Tefsir Yazıları

Tefsir Yazıları

(Taha Suresi 99-112)

Rahman ve Rahim olanın Adıyla…

Taha, 99: Peygamberim! Sana geçmiş ümmetlerin haberlerinden bir kısmını böylece anlatıyoruz. Şüphe yok ki sana kendi katımızdan bir zikir vermişizdir.

Allah Teâlâ daha önceki ayetlerde Musa aleyhisselamın ve kavminin başından geçen olayları kıssa halinde zikretmiş ve müminlerin inançlarını pekiştirmek ve kuvvetlendirmek, kâfirlerin ise şaşkınlık içerisinde bocalamalarını ve umutsuzluğa sürüklenmeleri için bu kıssaları zikretmiştir. Ayetin devamında Allah azze ve celle bütün insanlığa zikri(Kur’ân’ı)verdiğini belirtiyor. Kur’an’a zikir denmesinden maksat; üzerinde düşünmek ve ibret almak gereken bu kıssaları ve haberleri bulunduran bir kitap olmasından dolayıdır.
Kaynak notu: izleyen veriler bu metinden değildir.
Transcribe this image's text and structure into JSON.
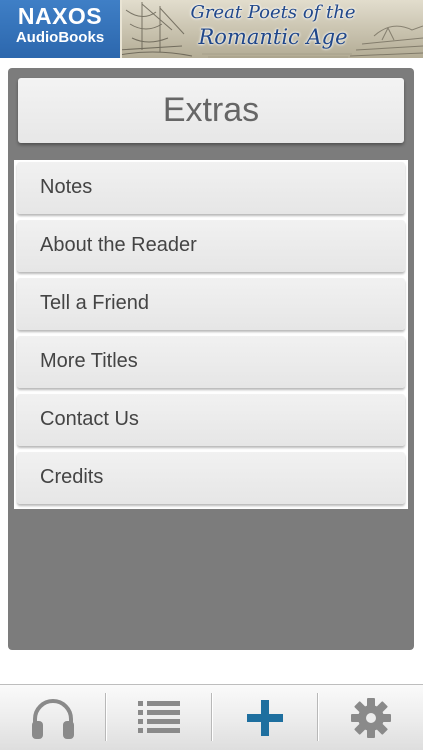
{
  "banner": {
    "logo_brand": "NAXOS",
    "logo_sub": "AudioBooks",
    "title_line1": "Great Poets of the",
    "title_line2": "Romantic Age"
  },
  "screen": {
    "title": "Extras"
  },
  "menu": {
    "items": [
      {
        "label": "Notes"
      },
      {
        "label": "About the Reader"
      },
      {
        "label": "Tell a Friend"
      },
      {
        "label": "More Titles"
      },
      {
        "label": "Contact Us"
      },
      {
        "label": "Credits"
      }
    ]
  },
  "tabbar": {
    "tabs": [
      {
        "icon": "headphones-icon",
        "selected": false
      },
      {
        "icon": "list-icon",
        "selected": false
      },
      {
        "icon": "plus-icon",
        "selected": true
      },
      {
        "icon": "gear-icon",
        "selected": false
      }
    ]
  },
  "colors": {
    "panel": "#7c7c7c",
    "accent": "#1e6f9f",
    "logo_blue": "#2f6eb8",
    "icon_gray": "#8a8a8a"
  }
}
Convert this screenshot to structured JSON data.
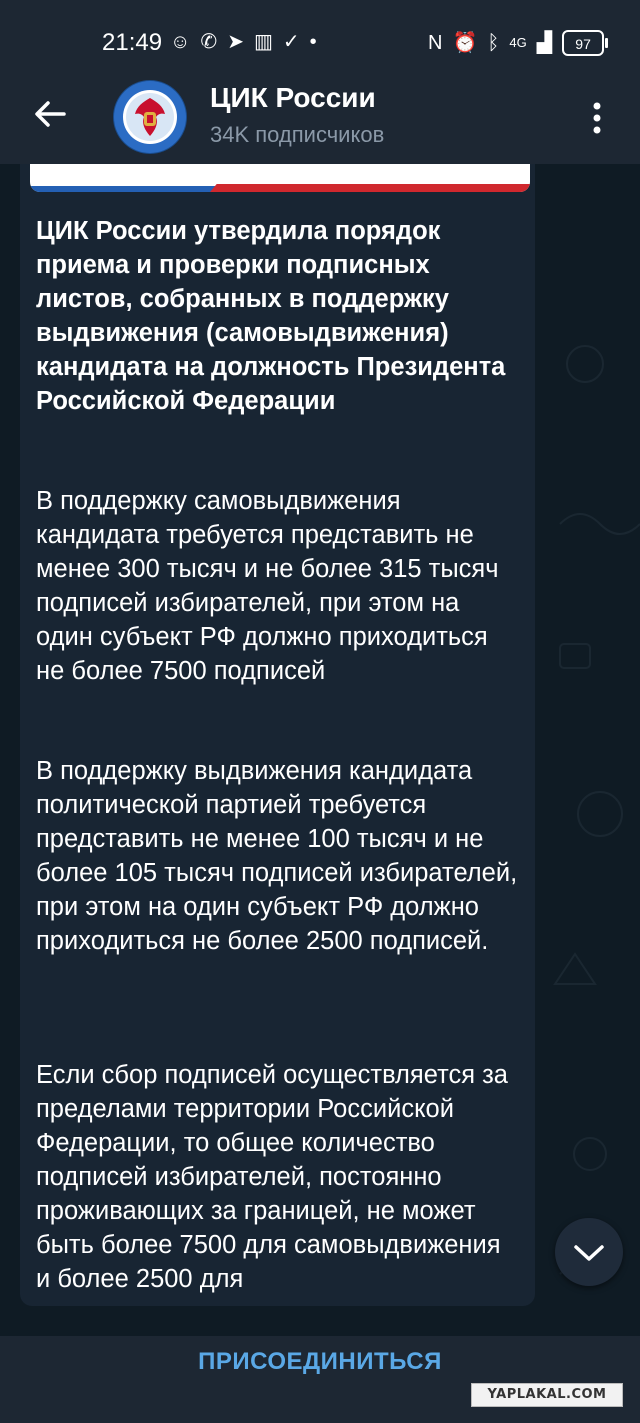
{
  "status_bar": {
    "time": "21:49",
    "battery": "97",
    "network": "4G"
  },
  "header": {
    "title": "ЦИК России",
    "subtitle": "34K подписчиков",
    "back_icon": "arrow-left-icon",
    "menu_icon": "more-vertical-icon"
  },
  "message": {
    "title": "ЦИК России утвердила порядок приема и проверки подписных листов, собранных в поддержку выдвижения (самовыдвижения) кандидата на должность Президента Российской Федерации",
    "paragraphs": [
      "В поддержку самовыдвижения кандидата требуется представить не менее 300 тысяч и не более 315 тысяч подписей избирателей, при этом на один субъект РФ должно приходиться не более 7500 подписей",
      "В поддержку выдвижения кандидата политической партией требуется представить не менее 100 тысяч и не более 105 тысяч подписей избирателей, при этом на один субъект РФ должно приходиться не более 2500 подписей.",
      "Если сбор подписей осуществляется за пределами территории Российской Федерации, то общее количество подписей избирателей, постоянно проживающих за границей, не может быть более 7500 для самовыдвижения и более 2500 для"
    ]
  },
  "bottom_bar": {
    "join_label": "ПРИСОЕДИНИТЬСЯ"
  },
  "watermark": "YAPLAKAL.COM",
  "colors": {
    "accent": "#5aa8e6",
    "header_bg": "#1d2733",
    "bubble_bg": "#182533",
    "chat_bg": "#0f1b24"
  }
}
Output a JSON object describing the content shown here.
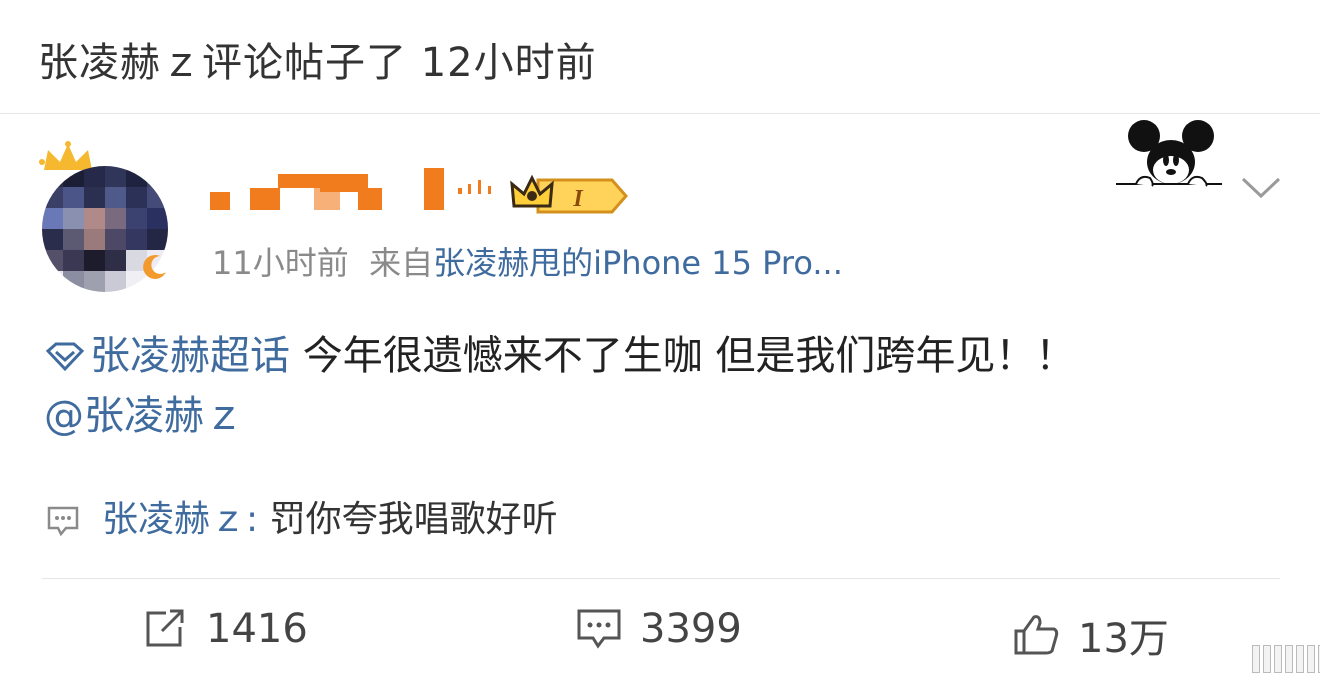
{
  "header": {
    "title": "张凌赫ｚ评论帖子了 12小时前"
  },
  "post": {
    "time": "11小时前",
    "source_prefix": "来自",
    "device": "张凌赫甩的iPhone 15 Pro...",
    "vip_level": "I",
    "topic": "张凌赫超话",
    "text": " 今年很遗憾来不了生咖 但是我们跨年见！！",
    "mention": "@张凌赫ｚ"
  },
  "comment_preview": {
    "user": "张凌赫ｚ:",
    "text": " 罚你夸我唱歌好听"
  },
  "actions": {
    "repost_count": "1416",
    "comment_count": "3399",
    "like_count": "13万"
  },
  "colors": {
    "link": "#3f6b9e",
    "username_orange": "#f07c1e",
    "crown_yellow": "#f5b82e"
  },
  "icons": [
    "crown-icon",
    "signal-icon",
    "vip-badge-icon",
    "mickey-icon",
    "chevron-down-icon",
    "topic-diamond-icon",
    "comment-icon",
    "repost-icon",
    "like-icon"
  ]
}
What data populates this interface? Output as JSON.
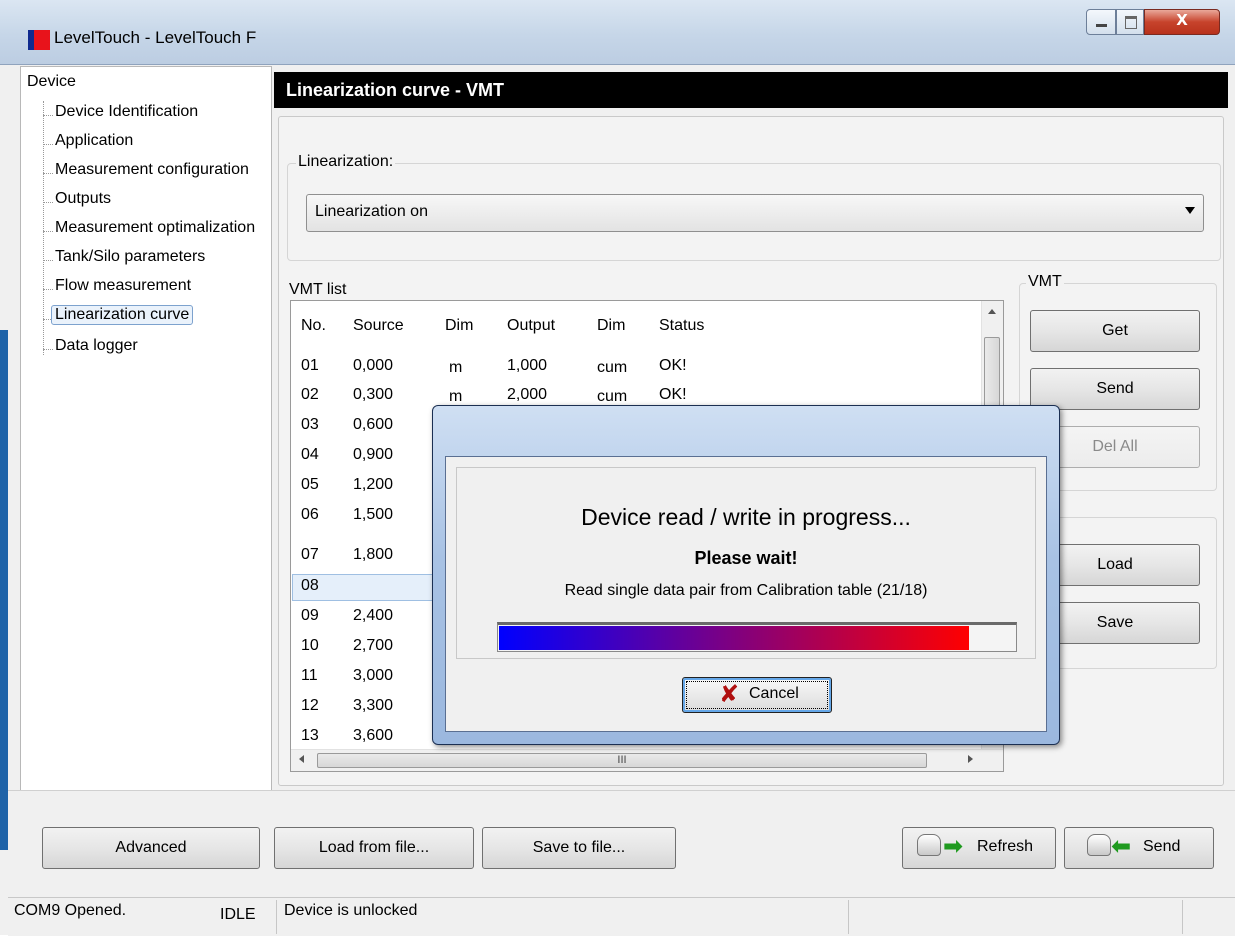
{
  "window": {
    "title": "LevelTouch - LevelTouch F",
    "close_glyph": "X"
  },
  "tree": {
    "root": "Device",
    "items": [
      "Device Identification",
      "Application",
      "Measurement configuration",
      "Outputs",
      "Measurement optimalization",
      "Tank/Silo parameters",
      "Flow measurement",
      "Linearization curve",
      "Data logger"
    ],
    "selected": "Linearization curve"
  },
  "page": {
    "header": "Linearization curve - VMT",
    "linearization_label": "Linearization:",
    "linearization_value": "Linearization on",
    "vmt_list_label": "VMT list",
    "vmt_group_label": "VMT"
  },
  "table": {
    "headers": [
      "No.",
      "Source",
      "Dim",
      "Output",
      "Dim",
      "Status"
    ],
    "rows": [
      {
        "no": "01",
        "source": "0,000",
        "dim": "m",
        "output": "1,000",
        "dim2": "cum",
        "status": "OK!"
      },
      {
        "no": "02",
        "source": "0,300",
        "dim": "m",
        "output": "2,000",
        "dim2": "cum",
        "status": "OK!"
      },
      {
        "no": "03",
        "source": "0,600"
      },
      {
        "no": "04",
        "source": "0,900"
      },
      {
        "no": "05",
        "source": "1,200"
      },
      {
        "no": "06",
        "source": "1,500"
      },
      {
        "no": "07",
        "source": "1,800"
      },
      {
        "no": "08",
        "source": ""
      },
      {
        "no": "09",
        "source": "2,400"
      },
      {
        "no": "10",
        "source": "2,700"
      },
      {
        "no": "11",
        "source": "3,000"
      },
      {
        "no": "12",
        "source": "3,300"
      },
      {
        "no": "13",
        "source": "3,600"
      }
    ],
    "selected_row": "08",
    "hscroll_grip": "III"
  },
  "vmt_buttons": {
    "get": "Get",
    "send": "Send",
    "del_all": "Del All",
    "load": "Load",
    "save": "Save"
  },
  "bottom": {
    "advanced": "Advanced",
    "load_file": "Load from file...",
    "save_file": "Save to file...",
    "refresh": "Refresh",
    "send": "Send"
  },
  "status": {
    "com": "COM9 Opened.",
    "state": "IDLE",
    "lock": "Device is unlocked"
  },
  "dialog": {
    "title": "Device read / write in progress...",
    "wait": "Please wait!",
    "message": "Read single data pair from Calibration table (21/18)",
    "progress_fraction": 0.91,
    "cancel": "Cancel"
  },
  "colors": {
    "header_bg": "#000000",
    "progress_start": "#0000ff",
    "progress_end": "#ff0000"
  }
}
Çünkü Kur’an aynı zamanda tevhidi esasları bütün ümmete tekrardan hatırlatmadır. Ve sana katımızdan verdiğimiz bu zikir yani Kur’ân, üzerinde tefekkür edip ibret almayı hak eden bütün kıssaları ihtiva eden bir kitap olarak gerçekten muazzam bir öğüttür, şerefli bir Kur’an’dır. Kendisine yönelen kimse için kurtuluş ve saadet kaynağıdır, ondan yüz çeviren kimse ise helak olur, bedbaht duruma düşer.

Taha, 100: Kim ondan(zikirden)yüz çevirirse hesap günü kesinlikle ağır bir günah yükünü yüklenecektir.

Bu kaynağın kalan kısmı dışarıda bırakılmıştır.